Le dictateur vénézuélien, qui fait généralement face à de hauts niveaux de désapprobation tant à l'intérieur qu'à l'extérieur de son pays, a atteint un 28,9 % d'approbation, le plaçant un échelon au-dessus de Dina Boluarte. Pour sa part, Boric, qui traverse un scénario politique complexe au Chili, a enregistré un 34,2 % d'approbation, complétant le groupe des trois dirigeants avec les pires évaluations.
L'étude met non seulement en lumière la faible approbation de la présidente péruvienne, mais elle précise également que le 68,1 % des Péruviens désapprouvent sa gestion.

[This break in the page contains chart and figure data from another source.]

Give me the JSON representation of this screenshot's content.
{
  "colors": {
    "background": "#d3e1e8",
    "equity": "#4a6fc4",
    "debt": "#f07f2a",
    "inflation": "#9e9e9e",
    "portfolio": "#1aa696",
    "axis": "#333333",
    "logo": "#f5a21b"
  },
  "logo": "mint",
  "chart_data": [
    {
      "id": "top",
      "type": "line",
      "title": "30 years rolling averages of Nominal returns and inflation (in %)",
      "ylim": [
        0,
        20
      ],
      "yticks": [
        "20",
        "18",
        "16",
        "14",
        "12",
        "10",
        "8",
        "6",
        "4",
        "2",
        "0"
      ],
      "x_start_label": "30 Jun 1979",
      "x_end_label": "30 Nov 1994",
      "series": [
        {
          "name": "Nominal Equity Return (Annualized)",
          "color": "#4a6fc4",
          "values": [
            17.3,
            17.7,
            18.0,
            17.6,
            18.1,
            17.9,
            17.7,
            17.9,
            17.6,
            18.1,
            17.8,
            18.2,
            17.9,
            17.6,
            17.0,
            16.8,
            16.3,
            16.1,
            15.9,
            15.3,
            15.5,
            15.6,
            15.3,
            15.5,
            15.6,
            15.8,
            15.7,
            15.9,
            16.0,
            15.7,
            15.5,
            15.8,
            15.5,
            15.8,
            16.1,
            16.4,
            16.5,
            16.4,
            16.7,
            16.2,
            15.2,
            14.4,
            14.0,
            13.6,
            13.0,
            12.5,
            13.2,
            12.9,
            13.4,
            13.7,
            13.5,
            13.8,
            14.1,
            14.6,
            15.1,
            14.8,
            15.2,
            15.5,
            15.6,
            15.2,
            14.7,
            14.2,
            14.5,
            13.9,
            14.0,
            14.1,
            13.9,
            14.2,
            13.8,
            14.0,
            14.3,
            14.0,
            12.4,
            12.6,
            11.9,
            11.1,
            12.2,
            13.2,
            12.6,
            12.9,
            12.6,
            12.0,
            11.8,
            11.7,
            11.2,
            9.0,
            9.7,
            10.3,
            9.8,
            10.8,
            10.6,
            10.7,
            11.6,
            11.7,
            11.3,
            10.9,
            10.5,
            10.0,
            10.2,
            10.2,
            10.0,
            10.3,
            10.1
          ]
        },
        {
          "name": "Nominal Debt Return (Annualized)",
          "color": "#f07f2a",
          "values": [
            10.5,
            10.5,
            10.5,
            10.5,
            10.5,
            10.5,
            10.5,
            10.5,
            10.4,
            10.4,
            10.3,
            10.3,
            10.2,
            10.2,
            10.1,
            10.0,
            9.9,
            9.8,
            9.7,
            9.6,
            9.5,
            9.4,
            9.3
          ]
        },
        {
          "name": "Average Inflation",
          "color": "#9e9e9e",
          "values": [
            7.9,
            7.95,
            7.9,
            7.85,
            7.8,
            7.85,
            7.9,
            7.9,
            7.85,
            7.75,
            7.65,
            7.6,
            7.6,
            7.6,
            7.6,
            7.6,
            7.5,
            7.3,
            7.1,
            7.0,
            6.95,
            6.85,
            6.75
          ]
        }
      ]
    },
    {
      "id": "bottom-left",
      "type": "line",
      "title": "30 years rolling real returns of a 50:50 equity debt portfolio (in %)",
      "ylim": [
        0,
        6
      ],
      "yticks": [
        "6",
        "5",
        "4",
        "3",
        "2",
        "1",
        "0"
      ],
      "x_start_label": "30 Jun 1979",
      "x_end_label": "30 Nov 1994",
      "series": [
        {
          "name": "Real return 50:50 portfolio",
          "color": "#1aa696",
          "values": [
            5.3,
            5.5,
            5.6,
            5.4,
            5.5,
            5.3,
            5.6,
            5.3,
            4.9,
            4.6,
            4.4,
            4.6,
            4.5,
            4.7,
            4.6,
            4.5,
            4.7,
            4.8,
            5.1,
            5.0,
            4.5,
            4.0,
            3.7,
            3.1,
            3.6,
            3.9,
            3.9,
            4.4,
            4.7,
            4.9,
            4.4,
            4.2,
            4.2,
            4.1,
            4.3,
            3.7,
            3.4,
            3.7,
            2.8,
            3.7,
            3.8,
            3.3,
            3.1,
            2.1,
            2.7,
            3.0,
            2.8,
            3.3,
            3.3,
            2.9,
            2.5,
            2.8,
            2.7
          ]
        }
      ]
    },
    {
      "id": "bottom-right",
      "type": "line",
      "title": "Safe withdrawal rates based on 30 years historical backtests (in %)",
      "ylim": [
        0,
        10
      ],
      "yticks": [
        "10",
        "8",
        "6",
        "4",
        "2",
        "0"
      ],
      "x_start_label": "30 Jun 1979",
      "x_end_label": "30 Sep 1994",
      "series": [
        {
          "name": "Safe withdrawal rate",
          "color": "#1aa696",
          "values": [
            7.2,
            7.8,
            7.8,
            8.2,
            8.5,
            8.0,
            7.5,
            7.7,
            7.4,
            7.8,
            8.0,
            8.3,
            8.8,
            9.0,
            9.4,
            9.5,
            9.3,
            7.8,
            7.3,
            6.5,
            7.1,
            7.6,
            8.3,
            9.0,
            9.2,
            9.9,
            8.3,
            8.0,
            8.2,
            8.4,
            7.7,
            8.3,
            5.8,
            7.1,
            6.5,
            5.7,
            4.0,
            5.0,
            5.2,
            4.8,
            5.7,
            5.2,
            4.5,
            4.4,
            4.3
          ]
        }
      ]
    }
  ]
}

Dans ce pourcentage, 46,6 % ont qualifié sa performance de "très mauvaise", tandis que 21,5 % l'ont considérée comme "mauvaise". En revanche, seule 15,7 % a évalué sa gestion comme "bonne" et 12,1 % l'a définie comme "très bonne". Un 4,1 % des personnes interrogées ont préféré ne pas donner d'opinion ou n'ont pas une position claire sur le sujet.
L'enquête a été réalisée entre le 17 et le 21 septembre 2024, englobant une population cible de plus de 18 ans dans des pays comme le Brésil, la Colombie, l'Argentine, le Pérou, le Venezuela, le Chili, l'Équateur, la Bolivie, le Paraguay et l'Uruguay. L'étude a été stratifiée par genre, niveau socio-économique, groupe d'âge et géolocalisation, en utilisant la technique de collecte. Avec une taille totale d'échantillon de 12 444 personnes interrogées, la moyenne par pays a varié entre 1 045 et 1 462 participants, avec une marge d'erreur entre 2,5 % et 3,1 %, et un niveau de confiance de 95 %. La procédure a été stratifiée par districts nationaux.
Cette baisse d'approbation n'est pas un phénomène isolé. Au cours du mois d'août, l'image de Boluarte avait déjà atteint des niveaux préoccupants, avec un 28,9 % d'approbation, bien qu'à ce moment-là, la présidente se trouvait à l'avant-dernier rang, au-dessus de Maduro. Le changement en septembre, avec une baisse supplémentaire de 1,1 %, l'a laissée au dernier rang de la liste.
Au niveau de l'approbation, l'IEP a également rapporté que seule 6 % des citoyens soutenaient l'administration de la présidente. Ce même pourcentage s'est maintenu dans le groupe de personnes qui ne savent pas ou n'expriment pas d'opinion sur la situation actuelle du pays.
Au niveau régional, la chute de la présidente du Pérou prend de l'importance lorsqu'elle est comparée à d'autres présidents sud-américains. Alors que la présidente péruvienne se trouve au dernier rang, des dirigeants tels que Luiz Inácio Lula da Silva, du Brésil, bénéficient d'un large soutien populaire. Lula est en tête du classement avec un 51,8 % d'image positive, se distinguant comme le président le mieux évalué d'Amérique du Sud en septembre 2024.
En deuxième position, on trouve Daniel Noboa, de l'Équateur, avec un 51,5 % d'approbation. Le président a réussi à consolider son image auprès des Équatoriens grâce à une gestion axée sur des thèmes de sécurité et de développement économique. Enfin, en troisième position, apparaît Santiago Peña, président du Paraguay, avec un 50,2 % d'image positive. Le président paraguayen a maintenu une position stable sur la scène politique de son pays, ce qui lui a permis de clore le podium des présidents les mieux évalués.